Request for trtexec ouput explaination

I run with the latest version of tensorRT.
could you guys explain to me the output (especially those summary in the end) of trtexec inference or show me a hyperlink , many thanks.

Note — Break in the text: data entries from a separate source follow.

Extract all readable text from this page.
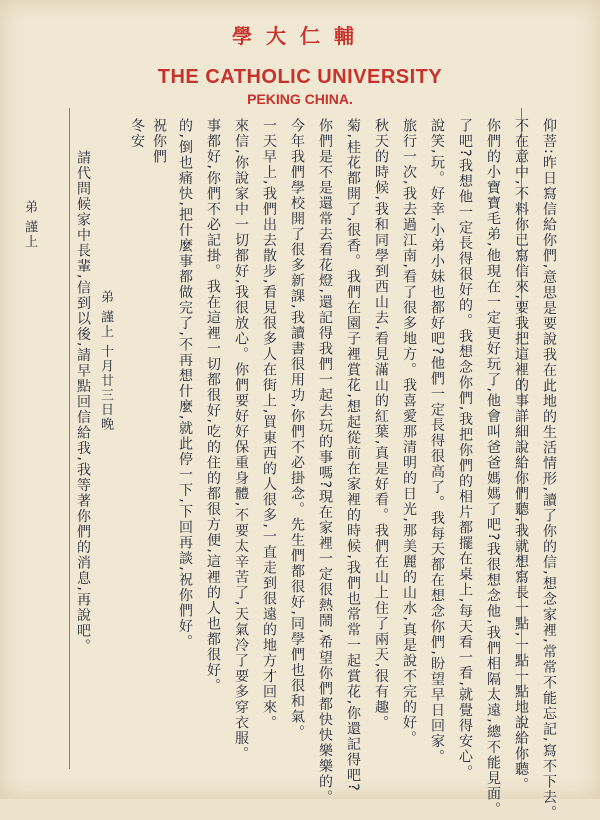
學大仁輔
THE CATHOLIC UNIVERSITY
PEKING CHINA.
仰菩:昨日寫信給你們,意思是要說我在此地的生活情形,讀了你的信,想念家裡,常常不能忘記,寫不下去。
不在意中,不料你已寫信來,要我把這裡的事詳細說給你們聽,我就想寫長一點,一點一點地說給你聽。
你們的小寶寶毛弟,他現在一定更好玩了,他會叫爸爸媽媽了吧?我很想念他,我們相隔太遠,總不能見面。
了吧?我想他一定長得很好的。我想念你們,我把你們的相片都擺在桌上,每天看一看,就覺得安心。
說笑,玩。好幸,小弟小妹也都好吧?他們一定長得很高了。我每天都在想念你們,盼望早日回家。
旅行一次,我去過江南,看了很多地方。我喜愛那清明的日光,那美麗的山水,真是說不完的好。
秋天的時候,我和同學到西山去,看見滿山的紅葉,真是好看。我們在山上住了兩天,很有趣。
菊,桂花都開了,很香。我們在園子裡賞花,想起從前在家裡的時候,我們也常常一起賞花,你還記得吧?
你們是不是還常去看花燈,還記得我們一起去玩的事嗎?現在家裡一定很熱鬧,希望你們都快快樂樂的。
今年我們學校開了很多新課,我讀書很用功,你們不必掛念。先生們都很好,同學們也很和氣。
一天早上,我們出去散步,看見很多人在街上,買東西的人很多,一直走到很遠的地方才回來。
來信,你說家中一切都好,我很放心。你們要好好保重身體,不要太辛苦了,天氣冷了要多穿衣服。
事都好,你們不必記掛。我在這裡一切都很好,吃的住的都很方便,這裡的人也都很好。
的,倒也痛快,把什麼事都做完了,不再想什麼,就此停一下,下回再談,祝你們好。
祝你們
冬安
弟 謹上 十月廿三日晚
請代問候家中長輩,信到以後,請早點回信給我,我等著你們的消息,再說吧。
弟 謹上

a log msg example here below.
&&&& RUNNING TensorRT.trtexec # /usr/src/tensorrt/bin/trtexec --loadEngine=regx800_no_DLA_int8.trt --streams=1
[04/19/2021-10:56:48] [I] === Model Options ===
[04/19/2021-10:56:48] [I] Format: *
[04/19/2021-10:56:48] [I] Model:
[04/19/2021-10:56:48] [I] Output:
[04/19/2021-10:56:48] [I] === Build Options ===
[04/19/2021-10:56:48] [I] Max batch: 1
[04/19/2021-10:56:48] [I] Workspace: 16 MB
[04/19/2021-10:56:48] [I] minTiming: 1
[04/19/2021-10:56:48] [I] avgTiming: 8
[04/19/2021-10:56:48] [I] Precision: FP32
[04/19/2021-10:56:48] [I] Calibration:
[04/19/2021-10:56:48] [I] Safe mode: Disabled
[04/19/2021-10:56:48] [I] Save engine:
[04/19/2021-10:56:48] [I] Load engine: regx800_no_DLA_int8.trt
[04/19/2021-10:56:48] [I] Builder Cache: Enabled
[04/19/2021-10:56:48] [I] NVTX verbosity: 0
[04/19/2021-10:56:48] [I] Inputs format: fp32:CHW
[04/19/2021-10:56:48] [I] Outputs format: fp32:CHW
[04/19/2021-10:56:48] [I] Input build shapes: model
[04/19/2021-10:56:48] [I] Input calibration shapes: model
[04/19/2021-10:56:48] [I] === System Options ===
[04/19/2021-10:56:48] [I] Device: 0
[04/19/2021-10:56:48] [I] DLACore:
[04/19/2021-10:56:48] [I] Plugins:
[04/19/2021-10:56:48] [I] === Inference Options ===
[04/19/2021-10:56:48] [I] Batch: 1
[04/19/2021-10:56:48] [I] Input inference shapes: model
[04/19/2021-10:56:48] [I] Iterations: 10
[04/19/2021-10:56:48] [I] Duration: 3s (+ 200ms warm up)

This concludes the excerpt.